Premium: A monthly amount you pay for your insurance coverage, whether you use services or not. It’s your regular payment to keep your insurance active.
Deductible: The amount you pay for covered services each year before your insurance plan begins to pay.
Coinsurance: It is a portion of the medical cost you pay after your deductible has been met. It is always expressed as a percentage. Coinsurance is a way of saying that you and your insurance carrier each pay a share of eligible costs that add up to 100%. For example, in an 80/20 coinsurance plan, your insurance pays 80% of the cost of covered medical bills, and you pay the remaining 20%.
Copay: A fixed, out-of-pocket amount you pay for a specific covered service, like a doctor’s visit or a prescription. Copays typically apply each time you receive the service. Depending on your plan, copays may or may not count toward your deductible.
Here, fixed copay means: Rather than paying the entire cost, you pay the fee that your insurance company negotiated for the service provided by the in-network providers.
Out-of-Pocket: This is the portion of the medical bill/or service availed that the patient pays directly, either as a deductible, copay, or coinsurance. Note: Premium payments are not part of the out-of-pocket cost.

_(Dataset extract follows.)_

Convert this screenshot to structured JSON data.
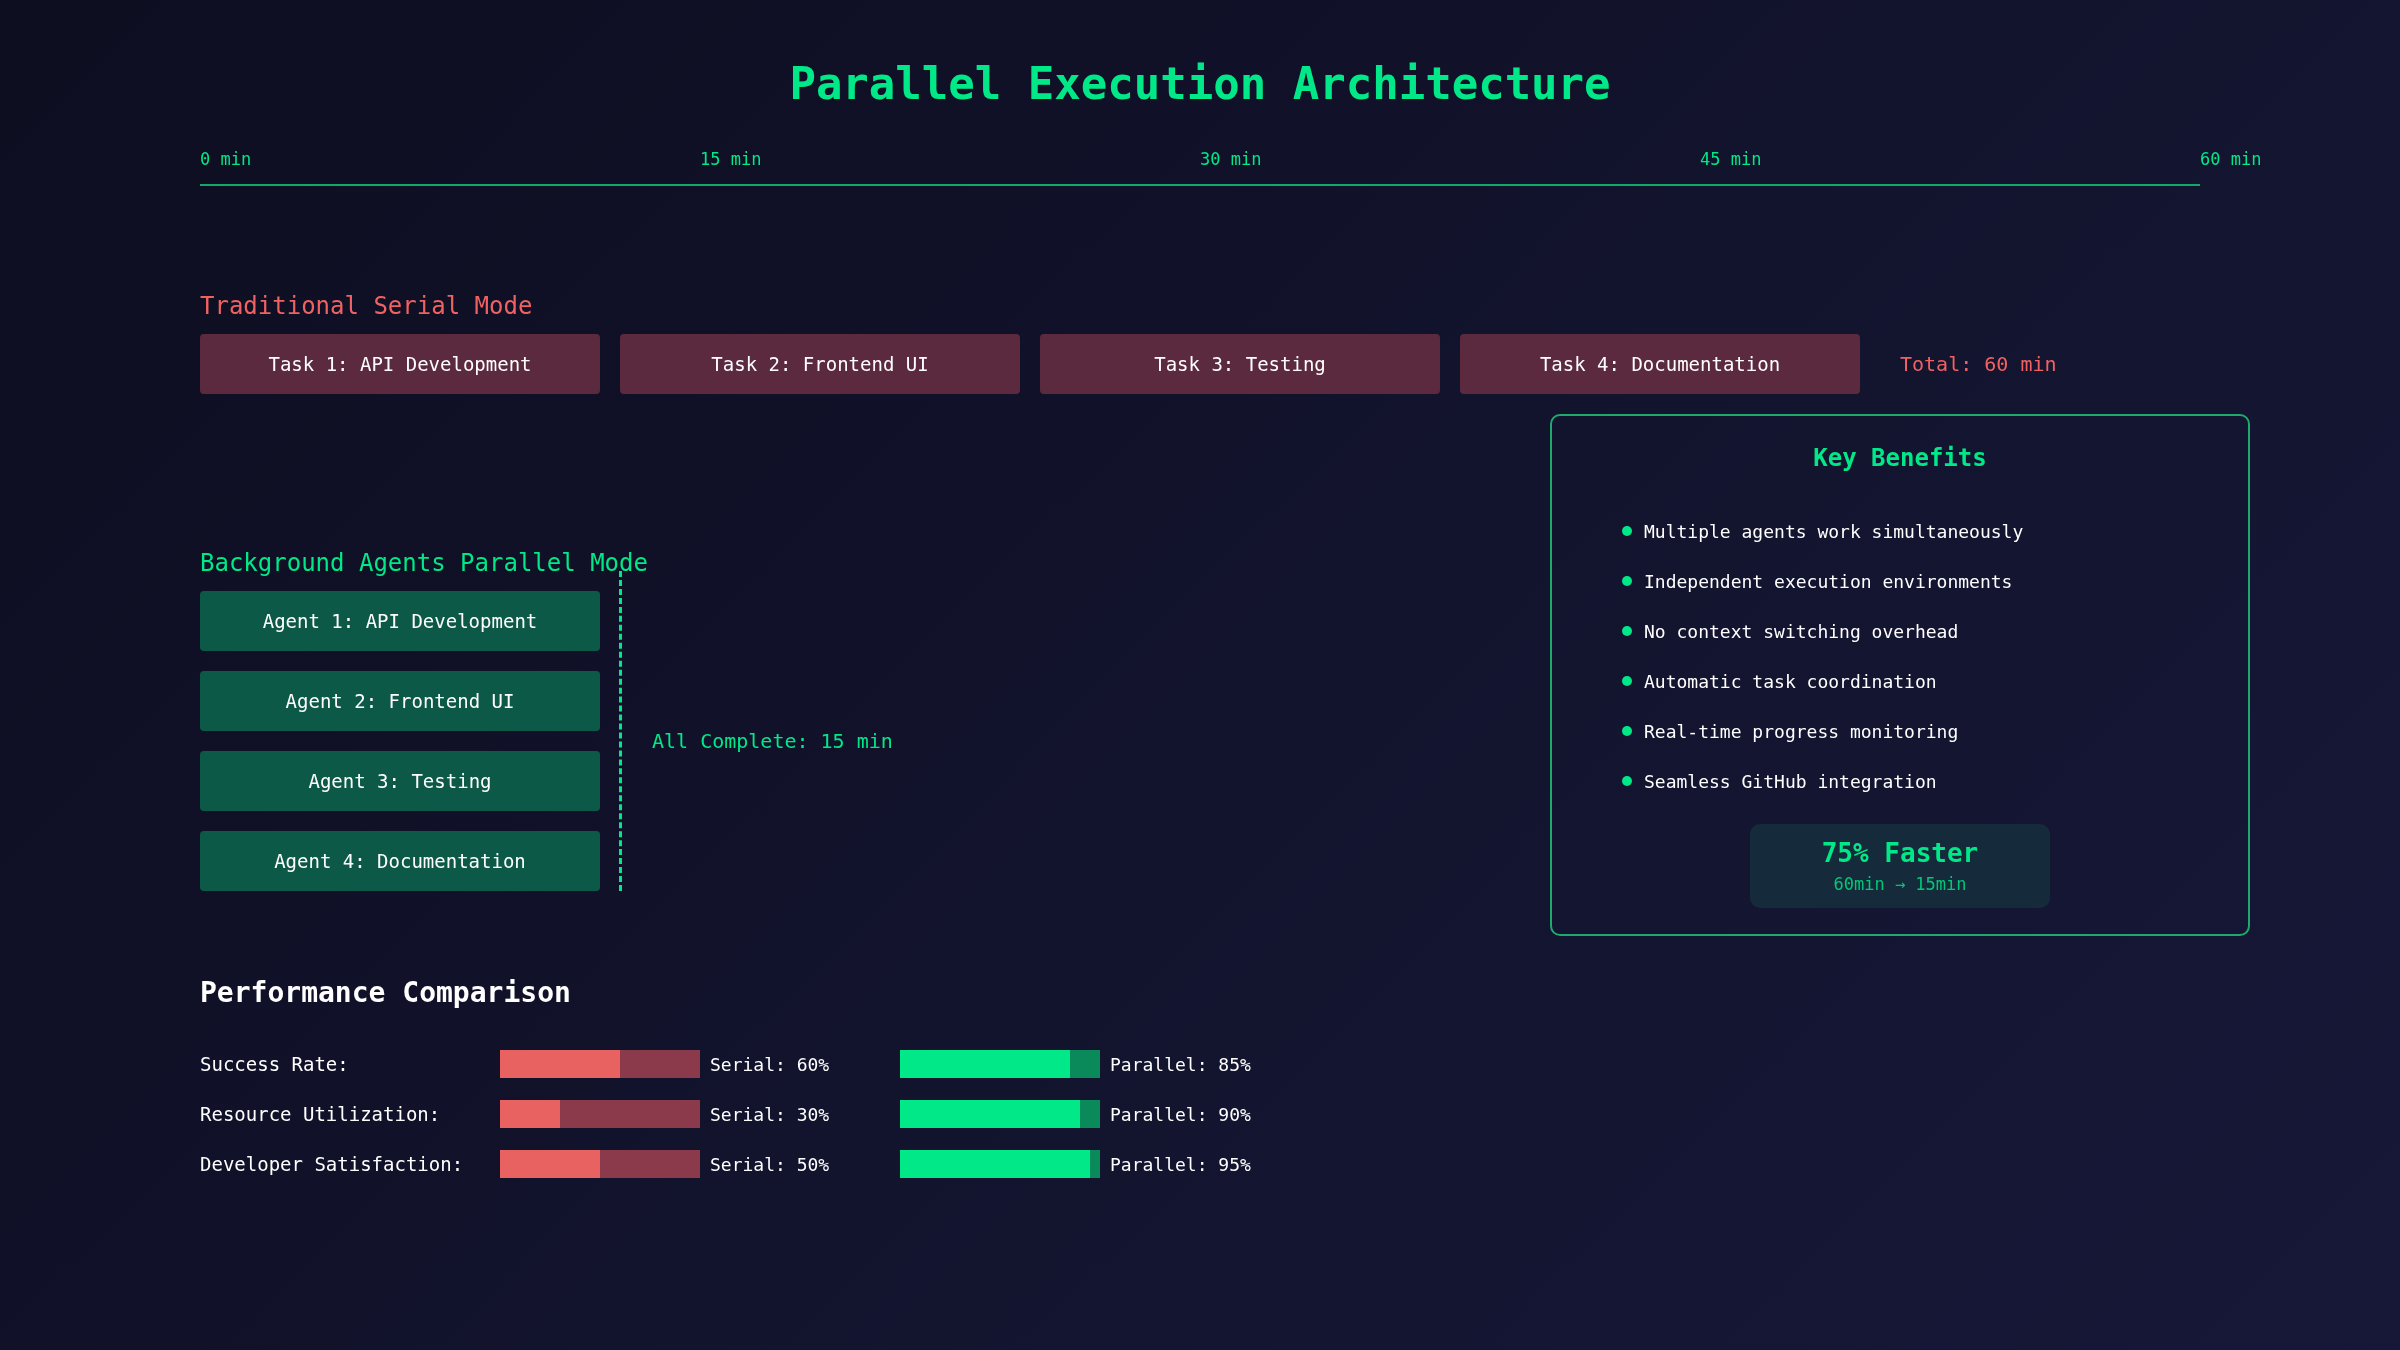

Out-of-Pocket Maximum: This is the most you will have to pay for covered services in a year. Once you reach this limit, your insurance plan will pay 100% of the costs for all covered medical services for the rest of the year.
Let’s understand these terms with an example:
Imagine you have a health insurance plan with the following terms:
- Premium: $0 per month (to keep your insurance active)
- Deductible: $1,200
- Coinsurance: 20%
- Out-of-Pocket Maximum: $5,000
Visit 1: You have a routine doctor’s visit. Let’s assume the cost of the visit is $300. Since your deductible has not been met, you pay the full $300. Your deductible is now at $300.
Visit 2: You have an ENT doctor visit. The total cost is $1,000. Your deductible is currently at $300, so you need to pay $900 to meet the $1,200 deductible ($1,200 – $300 = $900). After you pay that $900, the remaining cost of the visit is $100 ($1,000 – $900 = $100). Now that your deductible has been met, your coinsurance kicks in. You pay 20% of the remaining $100, which is $20. The insurance pays the other 80%, which is $80.
- Total paid by you for Visit 2: $900 (to meet deductible) + $20 (coinsurance) = $920
- Your total yearly spend so far: $300 (Visit 1) + $920 (Visit 2) = $1,220
Visit 3: You have another routine doctor’s visit, and the cost is $300. Since you have already met your deductible, your coinsurance applies. You pay 20% of the cost, which is $60 ($300 * 0.20 = $60). Your insurance pays the remaining $240.
- Total paid by you for Visit 3: $60
- Your total yearly spend so far: $1,220 + $60 = $1,280
Visit 4: Let’s say you undergo a surgery, and the total cost is $20,000. Since you have met your deductible, you are responsible for your 20% coinsurance. Your expected payment would be 20% of $20,000, which is $4,000.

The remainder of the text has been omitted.